Flash Memory Errors – It’s Not Just About Write Endurance
Increasing the capacity in a single Flash chip is a driving focus in the semiconductor industry. This has led to some interesting design decisions to increase density. The first is that high capacity Flash chips include multiple internal Flash dies (typically four today). Putting four dies into a single chip lowers the packaging costs and reduces the footprint on the printed circuit board (PCB). Using smaller dies also increases the yield from the semiconductor foundries since defects on the wafer result in a smaller area being scrapped. In addition, each die is divided into two areas called planes. These planes are effectively independent regions of the die that can work on independent operations, but share a common interface to the die. The SNIA whitepaper on NAND Reliability illustrates this construction on page 3.
This internal construction has long been leveraged by Flash controllers to make garbage collection and write handling more efficient because internal operations can be accomplished within each plane in parallel (such as page “move” operations; see my post on sustained write performance). With eight planes in a typical chip the external pins that connect to the Flash chip have been the ultimate performance limiter.

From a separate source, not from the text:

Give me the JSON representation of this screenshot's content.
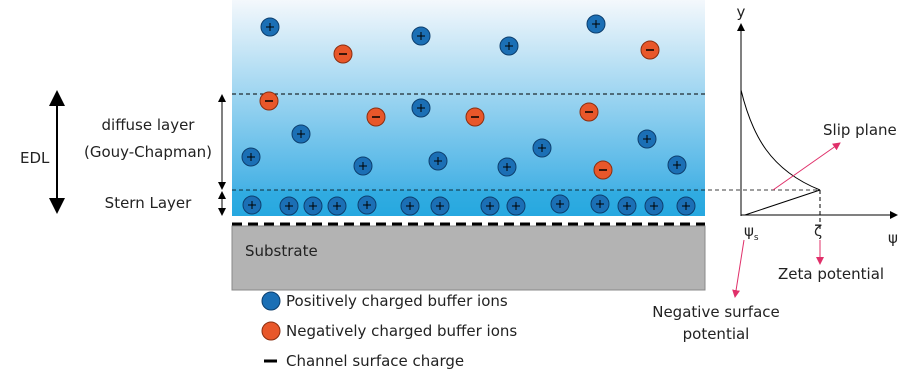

What has not been widely exploited, however, is that many of the failure modes within a Flash chip come from localized issues that only take a single plane or die offline, leaving the remainder of the chip fully functional. Failure can take several forms; for example, the program and erase controls for a single plane can fail, or a defect on the chip can render the blocks within a plane unreadable. These failures are actually fairly common occurrences and are a reason that virtually all enterprise SSDs leverage a fine-grained RAID of the Flash media (this presentation discusses Flash construction and shows several types in failure with highly magnified images).
A Flash chip is the size of a postage stamp and designed to be surface mounted onto a PCB. But a chip doesn’t fit into the typical field replaceable unit design that storage engineers are used to without adding significant expense and failure points. This creates an issue with the typical RAID designs and Flash. The ability to easily field replace the disk form factor has been one of the main reasons SSD in a disk form factor have been so prominent. However, this approach moves the RAID from a granular chip level to encompassing many chips, requires many Flash chips to be replaced at once, and creates a performance choke point. Flash is expensive and you don’t want to waste a lot of good Flash when there is just a single partial chip error.

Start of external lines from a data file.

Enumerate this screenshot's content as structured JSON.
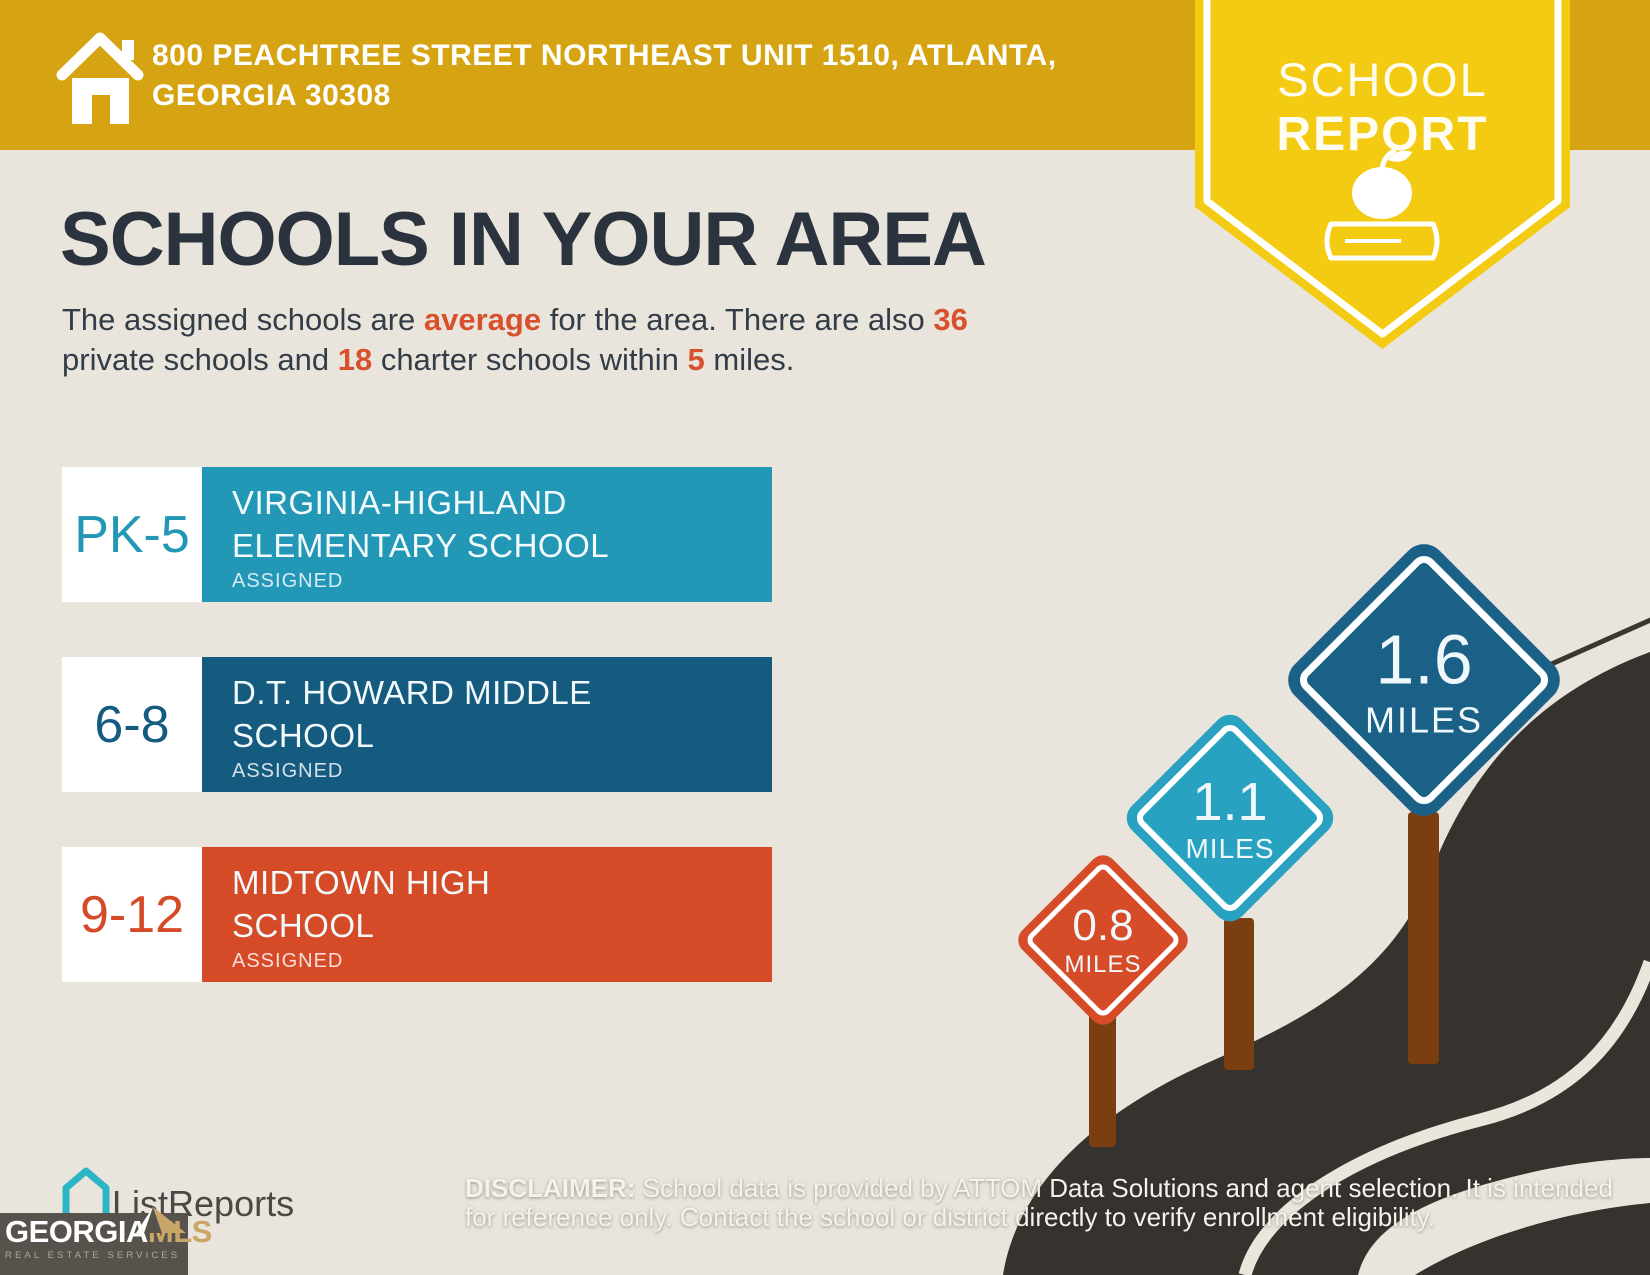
{
  "page": {
    "background": "#E9E5DC"
  },
  "header": {
    "bar_color": "#D6A412",
    "address_line1": "800 PEACHTREE STREET NORTHEAST UNIT 1510, ATLANTA,",
    "address_line2": "GEORGIA 30308"
  },
  "badge": {
    "color": "#F3CB12",
    "title_line1": "SCHOOL",
    "title_line2": "REPORT"
  },
  "main": {
    "title": "SCHOOLS IN YOUR AREA",
    "text_color": "#333D47",
    "highlight_color": "#D8512D",
    "intro_segments": [
      {
        "text": "The assigned schools are "
      },
      {
        "text": "average",
        "highlight": true
      },
      {
        "text": " for the area. There are also "
      },
      {
        "text": "36",
        "highlight": true
      },
      {
        "br": true
      },
      {
        "text": "private schools and "
      },
      {
        "text": "18",
        "highlight": true
      },
      {
        "text": " charter schools within "
      },
      {
        "text": "5",
        "highlight": true
      },
      {
        "text": " miles."
      }
    ]
  },
  "schools": [
    {
      "grade_range": "PK-5",
      "name_line1": "VIRGINIA-HIGHLAND",
      "name_line2": "ELEMENTARY SCHOOL",
      "status": "ASSIGNED",
      "color": "#2297B6"
    },
    {
      "grade_range": "6-8",
      "name_line1": "D.T. HOWARD MIDDLE",
      "name_line2": "SCHOOL",
      "status": "ASSIGNED",
      "color": "#155A7F"
    },
    {
      "grade_range": "9-12",
      "name_line1": "MIDTOWN HIGH",
      "name_line2": "SCHOOL",
      "status": "ASSIGNED",
      "color": "#D54B28"
    }
  ],
  "signs": [
    {
      "distance": "0.8",
      "unit": "MILES",
      "color": "#D64B28"
    },
    {
      "distance": "1.1",
      "unit": "MILES",
      "color": "#29A2C2"
    },
    {
      "distance": "1.6",
      "unit": "MILES",
      "color": "#1B6187"
    }
  ],
  "road": {
    "asphalt_color": "#36332E",
    "stripe_color": "#EAE6DC",
    "post_color": "#7B3E10"
  },
  "footer": {
    "brand": "ListReports",
    "brand_accent": "#2CB5C4",
    "disclaimer_label": "DISCLAIMER:",
    "disclaimer_line1": " School data is provided by ATTOM Data Solutions and agent selection. It is intended",
    "disclaimer_line2": "for reference only. Contact the school or district directly to verify enrollment eligibility.",
    "mls": {
      "name_part1": "GEORGIA",
      "name_part2": "MLS",
      "tagline": "REAL ESTATE SERVICES",
      "box_color": "#57524C",
      "accent_color": "#C9A668"
    }
  }
}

TMS was awarded a patent for an innovative solution to this quandary. The core building block of TMS’ latest products is the Series-7 Flash Controller™, which implements a RAID array across ten chips and leverages the overprovisioned capacity to handle block wear outs and partial chip failures. TMS’ Variable Stripe RAID (VSR)™ technology leverages the understanding that plane and die level failures are much more common than complete chip failures, and uses the overprovisioned space to effectively handle failures and avoid requiring maintenance.
First, VSR only maps out portions of the chip rather than the complete chip. So typically, only 1/8 to 1/4 of a chip is taken offline rather than the entire thing. Second, it shrinks the stripe around the partial chip failure from a 9+1 RAID layout to 8+1. This process is complex, but it allows RAID protection to stay in place through normal block wear out and chip failures.
This protection is particularly important for PCIe products like the RamSan-70 where maintenance and downtime on an internal direct attached storage product is very undesirable. To be effectively leveraged in the architectures that need PCIe SSDs, the SSD needs to be significantly more reliable than the server it is placed in. This is more than just the ability to survive a fault, as most storage arrays are designed to do, but to avoid maintenance. VSR technology from TMS allows for Flash failures to be mapped out at a very granular level and for automatic return to a protected status without requiring a maintenance event. Of course failures can still happen, but putting the storage inside the server on the PCIe bus means that you need to treat the storage failure modes more like memory than disks.